Limitations & Future Work¶
- Only Web and Android platforms are covered, leaving iOS and desktop applications unaddressed.
- The current pipeline cannot annotate elements that modify remote internet content (e.g., posting or purchasing).
- Lack of goal-oriented interaction trajectories (only random interactions are used).
- Some low-traffic websites experience rendering distortion under mobile resolutions.
Related Work & Insights¶
- vs SeeClick (Cheng et al. 2024): SeeClick uses only static pages and HTML annotations—Ours leverages interaction differences and LLM inference.

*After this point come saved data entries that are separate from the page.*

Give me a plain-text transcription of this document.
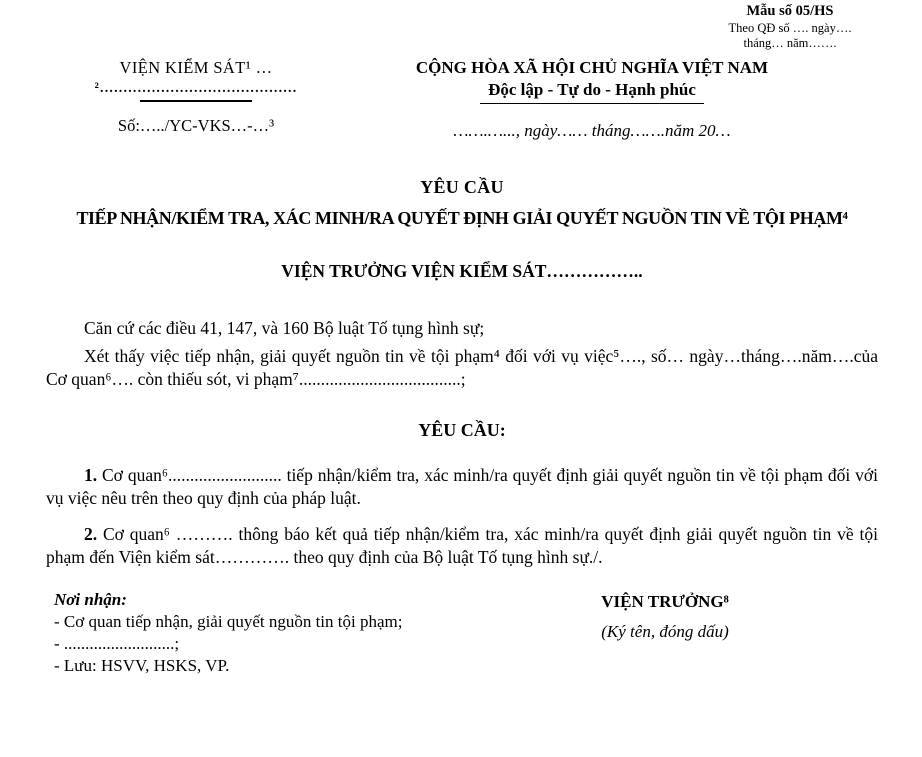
Mẫu số 05/HS
Theo QĐ số …. ngày….
tháng… năm…….
VIỆN KIỂM SÁT¹ …
²..........................................
Số:…../YC-VKS…-…³
CỘNG HÒA XÃ HỘI CHỦ NGHĨA VIỆT NAM
Độc lập - Tự do - Hạnh phúc
…….…..., ngày…… tháng…….năm 20…
YÊU CẦU
TIẾP NHẬN/KIỂM TRA, XÁC MINH/RA QUYẾT ĐỊNH GIẢI QUYẾT NGUỒN TIN VỀ TỘI PHẠM⁴
VIỆN TRƯỞNG VIỆN KIỂM SÁT……………..

Căn cứ các điều 41, 147, và 160 Bộ luật Tố tụng hình sự;

Xét thấy việc tiếp nhận, giải quyết nguồn tin về tội phạm⁴ đối với vụ việc⁵…., số… ngày…tháng….năm….của Cơ quan⁶…. còn thiếu sót, vi phạm⁷.....................................;

YÊU CẦU:

1. Cơ quan⁶.......................... tiếp nhận/kiểm tra, xác minh/ra quyết định giải quyết nguồn tin về tội phạm đối với vụ việc nêu trên theo quy định của pháp luật.

2. Cơ quan⁶ ………. thông báo kết quả tiếp nhận/kiểm tra, xác minh/ra quyết định giải quyết nguồn tin về tội phạm đến Viện kiểm sát…………. theo quy định của Bộ luật Tố tụng hình sự./.

Nơi nhận:
- Cơ quan tiếp nhận, giải quyết nguồn tin tội phạm;
- ..........................;
- Lưu: HSVV, HSKS, VP.
VIỆN TRƯỞNG⁸
(Ký tên, đóng dấu)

- vs Widget Captioning (Li et al. 2020): Relies on 163K human annotations—Ours is fully automatic, scaling to 704K with comparable quality.
- vs UGround (Gou et al. 2025): Provides only brief functional descriptions—Ours provides contextualized and detailed functionality annotations.
- Insight: The data bottleneck in UI understanding can be thoroughly resolved through automatic interaction and LLM inference.
Rating¶
- Novelty: ⭐⭐⭐⭐ The first fully automatic UI functionality annotation pipeline; the concept of inferring functionality via interaction differences is highly novel.
- Experimental Thoroughness: ⭐⭐⭐⭐ 704K dataset + multiple VLMs + scalability + agent applications.
- Writing Quality: ⭐⭐⭐⭐ The description of the pipeline is clear and well-structured.
- Value: ⭐⭐⭐⭐⭐ Resolves the data bottleneck in UI understanding, offering foundational infrastructure value for GUI agents.